GBS changed my brain; I used to be very shy, but now I hardly give a darn sometimes.

2. Something has eaten off all my basil seedlings, so I went to another store to get more seed. There’s a really snarky clerk there, swears a lot, and sneers openly and acts really bored with her job. I checked out the seed rack; now this is a dollar store, so the seed has always been 3 for .99, but lately they’re charging more, so the price went up to 3 for $1.29. After looking at all the seed packets, I could only find basil which had an expiry date of May 2007, lettuce with an expiry date of 2006, and parsley with an expiry date of 2011. Not too promising, but I took it to the counter. She rang it up and also added both taxes (12%) on the total.
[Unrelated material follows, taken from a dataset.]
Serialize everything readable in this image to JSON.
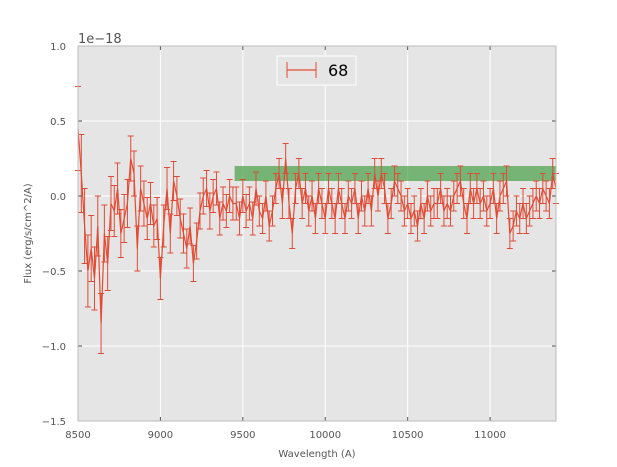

I told her, No, it’s vegetable seed, so no taxes, only the flower seed is taxed. I’ve bought seed for years this way, and from that store too. Well, she got huffy and said that’s the way they sell it. So, instead of backing down, I told her I wouldn’t buy it; as I was leaving the store, she made a few more comments “I was wrong, and not to argue with her”, to which I turned my head and said “That’s B.S.” (Well, it was B.S.), and pre-GBS, I was a mouse, but now I’m a worm that has turned.